Re: [PATCH] x86: create array based interface to change page attribute

From: Thomas Hellström
Date: Mon Apr 07 2008 - 15:52:57 EST


Jesse Barnes wrote:
On Wednesday, April 02, 2008 10:57 am Thomas Hellström wrote:
Arjan van de Ven wrote:
Thomas Hellström wrote:
to fix the long standing uc/wc aliasing issue, provided we
I'm not opposed to a real fix. I am opposed to a bad hack.
Great. So a real clean fix involves setting all "default" kernel
mappings either to WC (which will require PAT) or
Unmapped, for a pool of pages used in the graphics tables.

To reduce the number of attribute changes for mappings that are
frequently switched, and also to reduce the number of clflushes, and to
avoid waiting for upcoming wc versions of set_memory_xx, I have a strong
preference for unmapping the pages.

Hopefully the WC stuff will be upstream right after 2.6.25 comes out. Any reason why we shouldn't keep the pages mapped in the kernel as WC assuming the interface is there?
If the pages are unmapped, we can get reasonable speed doing unbind-read-bind operations, kernel accesses to the memory will need to use an iomap_atomic_prot_pfn() type of operation.
No IPI global tlb flushes needed for kernel mapping changes during unbind-read-bind and no cache flushes needed either if we write-protect the user-space mappings properly, or very limited cache flushes if we keep dirty-written-while-cached flags for each page.

If the pages are wc-d we'll need two extra IPI global tlb flushes and a buffer-size cache flush every time we do unbind-read-bind, but OTOH we don't need the iomap_atomic_prot_pfn() to access single pages from the kernel.

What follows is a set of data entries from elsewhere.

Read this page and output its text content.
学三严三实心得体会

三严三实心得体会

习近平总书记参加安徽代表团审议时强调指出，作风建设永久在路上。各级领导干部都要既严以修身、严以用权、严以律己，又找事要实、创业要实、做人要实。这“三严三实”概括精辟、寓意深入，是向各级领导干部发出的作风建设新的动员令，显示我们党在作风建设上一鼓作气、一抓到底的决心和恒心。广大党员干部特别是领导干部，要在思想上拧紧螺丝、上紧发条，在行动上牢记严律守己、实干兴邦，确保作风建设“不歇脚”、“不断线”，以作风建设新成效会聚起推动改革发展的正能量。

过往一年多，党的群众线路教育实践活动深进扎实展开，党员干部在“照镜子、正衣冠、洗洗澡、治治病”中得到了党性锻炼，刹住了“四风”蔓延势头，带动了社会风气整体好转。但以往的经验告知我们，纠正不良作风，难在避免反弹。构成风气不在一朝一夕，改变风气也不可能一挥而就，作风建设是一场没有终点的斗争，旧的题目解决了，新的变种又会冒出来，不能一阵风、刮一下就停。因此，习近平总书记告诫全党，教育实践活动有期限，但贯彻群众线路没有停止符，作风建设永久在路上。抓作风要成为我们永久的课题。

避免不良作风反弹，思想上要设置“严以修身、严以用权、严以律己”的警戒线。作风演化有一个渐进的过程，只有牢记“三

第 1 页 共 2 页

iomap_atomic_prot_pfn() should be really fast. It requires a single-page-single-processor tlb flush per map-unmap operation. For long-term and larger buffer maps we'll either use ioremap() or vmap() depending on memory type.
And we really should be keeping pools of pages around with the right type--we don't want to change attributes any more than absolutely necessary (the ia64 uncached allocator does this right already, and in the DRM we actually keep the mappings around right now afaict). We can allocate & free large chunks at a time to deal with memory pressure one way or another...

Agreed.
3) Have code in x86/pageattr.c decide which "default" mappings are
present on the given pages and set them all as non-present.
In fact, there is already such a function in pageattr.c:

kernel_map_pages(struct page *pages, int numpages, bool enable);

But it's for debugging purposes only, could we use and export a variant
of this?

I guess I need a hint as to what's considered allowable here, to avoid
spending a lot of time on something that will in the end get rejected
anyway.

I think we do want an interface like this, even if only for graphics memory (though I suspect some other device might like it as well). We'll also want to do it at runtime periodically to allocate new hunks of memory for graphics use, so a boot-time only thing won't work.

Also, to make the API readable, we'd probably want to split the function into kernel_map_pages(..., enum memory_type type) and kernel_unmap_pages(...) (though like I said I think we really should be mapping them WC not umapping them altogether, since we do want to hit the ring buffer from the kernel with the WC type for example).
I think ring-buffers are using ioremap() or vmap() already today. We can use these to get WC-type access also in the future. The only time we use the linear kernel mapping today is for single page access while patching up command buffers.

So it's really a tradeoff between slightly faster single-page access and really fast unbind-read-bind operations. That's really why I'm suggesting unmapped pages.

Question is, will kernel_map_pages catch all the various kernel mappings (regular identity map, large page text map,e tc.), perform the proper flushing, and generally make sure we don't machine check on all platforms?

Probably not yet. OTOH, it seems like x86 is the only platform today that tries to do something about the AGP page aliasing.